Often enough, and very realistically, a bit disoriented. Especially in Oakland, once home of the Black Panthers, the legacy of the 1960s hangs heavy, sometimes inspiring and sometimes more burden than help. How to live up to civil rights and Black Power giants? What lessons do their lives, often enough wrought with tragedy, have for today in general, and for Naima in particular? She wants badly to know, because she has emerged as a leader of a proto-political group whose members have their own problems and confusions, political and per- sonal. What to do with fellow students, for instance, looking for the magic of some kind of psychic energy? or with fellow co-eds who get beyond fashions and boyfriends, and then seem to slip back? What about Naima’s own deep desire to be mighty good looking and dressed? And most of all, what to do with the African American males who are definitely awed by Naima but not so eager to be led, actually led, by a woman?
She says, on one page and after the death of an aged community resident, “looks like we won the battle but lost the war against gentrification.” The odds are too great. And then … she bounces back by recalling the spirit of George Jackson, the “Soledad Brother” shot dead by prison guards in 1971. The ghost tells her to ask herself, and she finds another self, a Fairy Godmother with “a striking resemblance to Fanny Lou Hamer,” who gets her a job as a “racial interpreter” – “translating” words, actions and above all, the meaning of the great silence between potential agents of intersectionality. She’s not happy with what she finds, mainly well meaning but befuddled white liberals.
here, in the complexity of these pages, the accomplishment of this comic
art – drawing and narrative line alike – shows its strongest side. We
might recall that a small group of especially notable African American
artists found their calling or at least a living in animation, until the
animation industry moved off shore or simply eliminated the work with
further automation. Milt Knight and Lance Tooks draw comics like
animators would, with extraordinary effort given to a
kind of visual depth and density. Another stream, best represented by multiple award-winner Afua Richardson, have made their mark through something close to mainstream or semi-mainstream fantasy and superhero genres, and perhaps Richardson’s larger-than-life heroic women are a bit closer to the work in (H)afrocentric.

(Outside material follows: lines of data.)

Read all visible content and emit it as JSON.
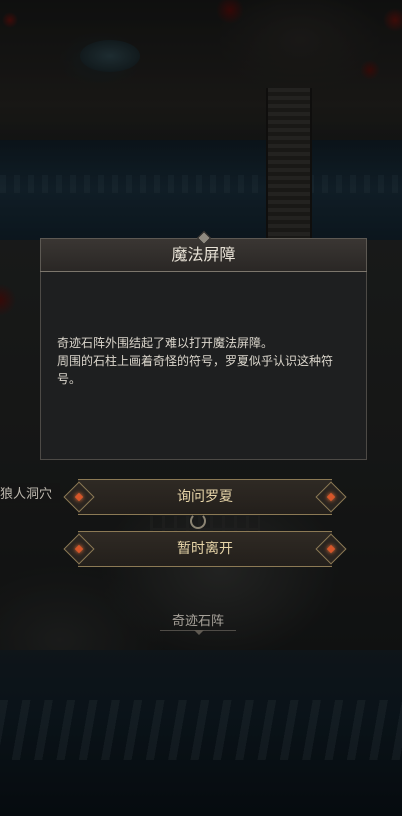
{
  "dialog": {
    "title": "魔法屏障",
    "body_line1": "奇迹石阵外围结起了难以打开魔法屏障。",
    "body_line2": "周围的石柱上画着奇怪的符号，罗夏似乎认识这种符号。"
  },
  "options": [
    {
      "label": "询问罗夏"
    },
    {
      "label": "暂时离开"
    }
  ],
  "map_labels": {
    "cave": "狼人洞穴",
    "stones": "奇迹石阵"
  },
  "colors": {
    "option_text": "#e6d4a8",
    "gem_accent": "#d6562a",
    "dialog_bg": "#1e1f20"
  },
  "icons": {
    "option_gem": "diamond-gem-icon",
    "path_ring": "ring-icon"
  }
}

But there is something else here, rooted (in my view) in the existing limitations of the indie comic world. Diverse in almost every sense, often politically radical, and very d.i.y. in both production and distribution, it has been blessed with too few artists of color, and too few probings into the world of black youth today. With admirable exceptions, it has not much treated the legacy of the great past movements that reshaped African American life, and the victories denied by repression and the steady advance of neoliberalism. (H)afrocentric would be remarkable if only for its subtle take on these legacies and how they are perceived, ignored or understood, refigured or recycled by the following generations, marked indeed by mixed-race youngsters, the source of the “H” in the comic’s title.